What Eversheds and Tyco claim, however, is that their relationship has taken the DuPont model to another level. (The British firm is also one of DuPont's preferred advisers in Europe.) Other corporations in the United States and Europe have been reluctant to commit so much to just one firm, preferring instead to appoint firms by jurisdiction or practice area. Consumer products giant Unilever did just that when it entrusted the management of its global IP portfolio to Baker & McKenzie in 2006. But Tyco handed Eversheds the vast majority of its ongoing legal work across 34 jurisdictions, including 1,000 live matters, when the relationship began in January 2007.

Arrangements like the Tyco deal represent an opportunity tailor-made for upwardly mobile, midmarket firms with a strong international presence. Eversheds, which has expanded overseas by affiliating with local firms in more than a dozen mostly European countries, is strongest in practices such as real estate, labor law, or areas where the emphasis is on a steady stream of work from clients. The kind of lower-grade, increasingly commoditized work that the firm is doing for Tyco probably wouldn't interest the United Kingdom's Magic Circle or New York's top corporate firms -- but the competition for such work from firms like Baker & McKenzie, CMS Cameron McKenna, and DLA Piper is as fierce as anything between the leading M&A players.
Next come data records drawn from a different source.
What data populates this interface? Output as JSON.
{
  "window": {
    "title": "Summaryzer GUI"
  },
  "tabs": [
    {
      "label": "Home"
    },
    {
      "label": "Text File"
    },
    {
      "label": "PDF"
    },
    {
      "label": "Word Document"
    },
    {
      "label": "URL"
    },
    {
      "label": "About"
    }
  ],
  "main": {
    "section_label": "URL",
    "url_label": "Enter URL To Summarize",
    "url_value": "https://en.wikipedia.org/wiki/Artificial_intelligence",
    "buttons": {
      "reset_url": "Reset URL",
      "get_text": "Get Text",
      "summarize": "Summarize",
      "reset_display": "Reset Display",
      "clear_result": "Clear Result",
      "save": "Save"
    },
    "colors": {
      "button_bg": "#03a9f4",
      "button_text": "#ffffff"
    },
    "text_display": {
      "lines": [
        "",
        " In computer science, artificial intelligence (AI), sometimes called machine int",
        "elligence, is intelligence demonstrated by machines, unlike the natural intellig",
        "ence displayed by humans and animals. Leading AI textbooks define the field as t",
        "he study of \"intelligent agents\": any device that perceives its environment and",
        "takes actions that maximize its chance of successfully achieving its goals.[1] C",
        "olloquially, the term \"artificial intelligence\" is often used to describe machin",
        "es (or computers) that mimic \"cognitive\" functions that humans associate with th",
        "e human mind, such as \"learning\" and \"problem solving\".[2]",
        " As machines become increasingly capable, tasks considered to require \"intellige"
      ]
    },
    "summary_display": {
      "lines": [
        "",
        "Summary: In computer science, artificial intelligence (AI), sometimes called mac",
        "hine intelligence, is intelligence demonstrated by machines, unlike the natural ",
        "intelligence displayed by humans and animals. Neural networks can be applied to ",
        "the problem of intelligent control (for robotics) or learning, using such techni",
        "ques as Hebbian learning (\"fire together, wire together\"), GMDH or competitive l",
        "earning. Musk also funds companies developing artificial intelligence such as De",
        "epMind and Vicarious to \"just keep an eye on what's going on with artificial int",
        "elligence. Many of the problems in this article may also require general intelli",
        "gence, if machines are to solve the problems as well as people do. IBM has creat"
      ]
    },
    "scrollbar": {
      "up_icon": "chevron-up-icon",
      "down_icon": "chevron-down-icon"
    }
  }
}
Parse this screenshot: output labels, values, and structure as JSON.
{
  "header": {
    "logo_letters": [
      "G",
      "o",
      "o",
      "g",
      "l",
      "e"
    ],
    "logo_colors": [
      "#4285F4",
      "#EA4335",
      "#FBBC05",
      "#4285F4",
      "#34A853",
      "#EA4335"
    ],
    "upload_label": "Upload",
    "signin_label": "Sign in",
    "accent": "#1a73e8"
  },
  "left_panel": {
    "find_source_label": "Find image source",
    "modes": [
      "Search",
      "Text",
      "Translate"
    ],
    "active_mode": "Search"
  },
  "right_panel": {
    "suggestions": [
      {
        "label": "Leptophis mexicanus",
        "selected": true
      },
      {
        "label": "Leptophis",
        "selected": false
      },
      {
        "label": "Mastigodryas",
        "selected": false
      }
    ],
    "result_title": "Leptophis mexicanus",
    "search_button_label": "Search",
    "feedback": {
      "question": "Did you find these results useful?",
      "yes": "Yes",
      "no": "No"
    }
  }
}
Not that Eversheds isn't interested in higher-profile matters. Although bet-the-company M&A isn't part of the current Tyco deal, Eversheds' hope is that the current relationship will allow the firm to work its way up the food chain. "We recognized from the start that M&A was separate from this deal," admits Smith.

"But we also knew that we would have a shot at winning it," chimes in Stephen Hopkins, the relationship partner with Tyco. "The key is building the relationship over time," he adds.

Eversheds' initial introduction to Tyco International came via Gardner Courson, the company's deputy general counsel–litigation from 2002 to 2005. Formerly a partner at one of DuPont's preferred firms, McGuireWoods, Courson knew the London-headquartered British firm from its work for DuPont in Europe. So, when Courson's boss, Tyco general counsel William Lytton, set out to review the structure of the company's legal team and its use of external advisers in EMEA, Eversheds was one of a handful of firms invited to lend some advice.

Tyco had already overhauled its outside counsel relationships in the U.S. in 2004, when Lytton chose a group of firms to advise on specific specialties: Shook, Hardy & Bacon in product liability, for example, and White & Case as the corporate adviser of choice. For a company that had become a byword for accounting fraud under former CEO Dennis Kozlowski, revamping its legal team and its external advisers was as much about improving compliance as extracting better value for money.

However, Tyco's GC for EMEA, Trevor Faure, who joined the company from Dell Inc. in 2004, was determined to take the U.S. model one step further under a model dubbed "Segment and Subject Management, Regional Teams and External Resources," or "SMARTER." Faure revamped his in-house team, hiring new senior counsel to head regional teams covering Southern Europe and the Middle East, one focused on Eastern Europe, and another on Germany, Austria and Switzerland. A single firm would be designated to take on work in areas such as commercial contracts, employment, or IP that the internal teams could not handle because of lack of resources or expertise. During the pitch process, Eversheds beat out 11 other firms, including DLA Piper in the final round, to become the "External Resources" in Tyco's acronym.